【完】溺愛恋愛マイスターにぞっこん?! 〜仔猫なハニーの恋愛奮闘記〜



「とりあえず…メシ、食いに行こう?こう見えて、腹ぺこなんだ。そこでちゃんと話そう?」

「あ…うん」


気付けば、帰宅したのと同時のままで一歩も部屋の奥へと入っていなくて、私は自分の行動に今更ながらに赤面した。

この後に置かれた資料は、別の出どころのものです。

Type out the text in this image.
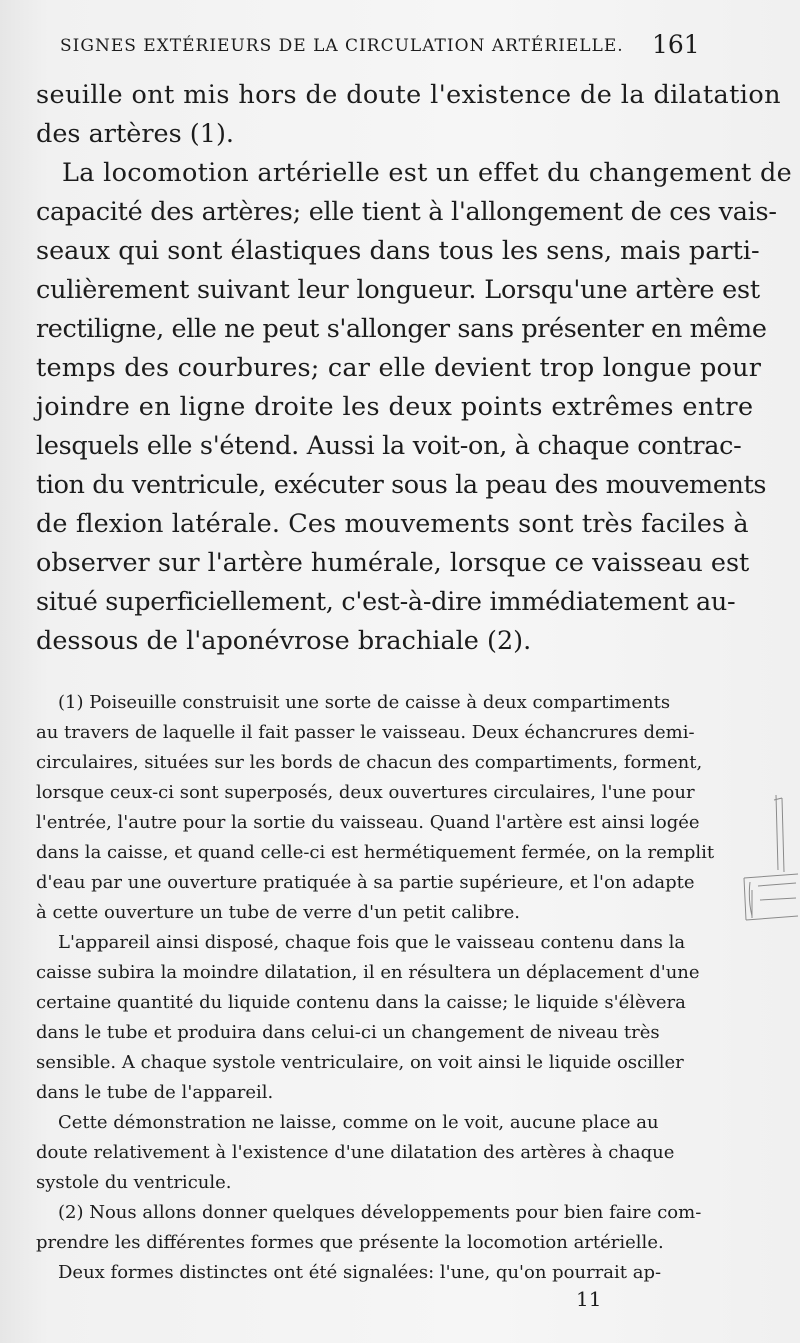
SIGNES EXTÉRIEURS DE LA CIRCULATION ARTÉRIELLE.	161

seuille ont mis hors de doute l'existence de la dilatation

des artères (1).

La locomotion artérielle est un effet du changement de

capacité des artères; elle tient à l'allongement de ces vais-

seaux qui sont élastiques dans tous les sens, mais parti-

culièrement suivant leur longueur. Lorsqu'une artère est

rectiligne, elle ne peut s'allonger sans présenter en même

temps des courbures; car elle devient trop longue pour

joindre en ligne droite les deux points extrêmes entre

lesquels elle s'étend. Aussi la voit-on, à chaque contrac-

tion du ventricule, exécuter sous la peau des mouvements

de flexion latérale. Ces mouvements sont très faciles à

observer sur l'artère humérale, lorsque ce vaisseau est

situé superficiellement, c'est-à-dire immédiatement au-

dessous de l'aponévrose brachiale (2).

(1) Poiseuille construisit une sorte de caisse à deux compartiments

au travers de laquelle il fait passer le vaisseau. Deux échancrures demi-

circulaires, situées sur les bords de chacun des compartiments, forment,

lorsque ceux-ci sont superposés, deux ouvertures circulaires, l'une pour

l'entrée, l'autre pour la sortie du vaisseau. Quand l'artère est ainsi logée

dans la caisse, et quand celle-ci est hermétiquement fermée, on la remplit

d'eau par une ouverture pratiquée à sa partie supérieure, et l'on adapte

à cette ouverture un tube de verre d'un petit calibre.

L'appareil ainsi disposé, chaque fois que le vaisseau contenu dans la

caisse subira la moindre dilatation, il en résultera un déplacement d'une

certaine quantité du liquide contenu dans la caisse; le liquide s'élèvera

dans le tube et produira dans celui-ci un changement de niveau très

sensible. A chaque systole ventriculaire, on voit ainsi le liquide osciller

dans le tube de l'appareil.

Cette démonstration ne laisse, comme on le voit, aucune place au

doute relativement à l'existence d'une dilatation des artères à chaque

systole du ventricule.

(2) Nous allons donner quelques développements pour bien faire com-

prendre les différentes formes que présente la locomotion artérielle.

Deux formes distinctes ont été signalées: l'une, qu'on pourrait ap-

11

彼は、ウォークインクローゼットに入り込んで、鼻歌交じりに出かける用意をする。
私は、それを聞きながら、一連の行動で少しシワになってしまったワンピースをなんとか元に戻すように、奮闘した。

そこに、宅配便が届く。
宛名は彼の名前だったから、サインは少し悩んだ後、「大原」と書いて渡した。
すると、それに気付いたのか、彼が楽しげに名前を呼んでくる。


「水美ー?」

「うん?」

「開けて見て?」

「…?はーい」


言われるがままに、宅配のお兄さんが持ってきた大きめの箱を開けると、そこには鮮やかなグリーンのワンピースが入っていた。


「これ…?」

「今まで一年頑張った水美へプレゼント。水美は、ローズも似合うけどこういうフレッシュなカラーも似合うだろうと思って。櫻井に頼んどいた。」

「…櫻井さんに?」

「そ。『勝負服になりそうなやつ』って。そしたら、これだって写メがきてさ。もう俺の一目惚れってやつ?」

「…嬉しい」

「なら良かった」


ぽんぽん


そう言うと彼は、いつものように私頭を撫で、それからまた支度をするのに部屋の奥へと戻ってしまう。


「水美も、それを着ていけばいいよ」

「うん!そうする!」


見れば見るほど、綺麗なエメラルドグリーンのワンピース。
私は気を良くして、彼の鼻歌にハモるように歌いながら、それに袖を通した。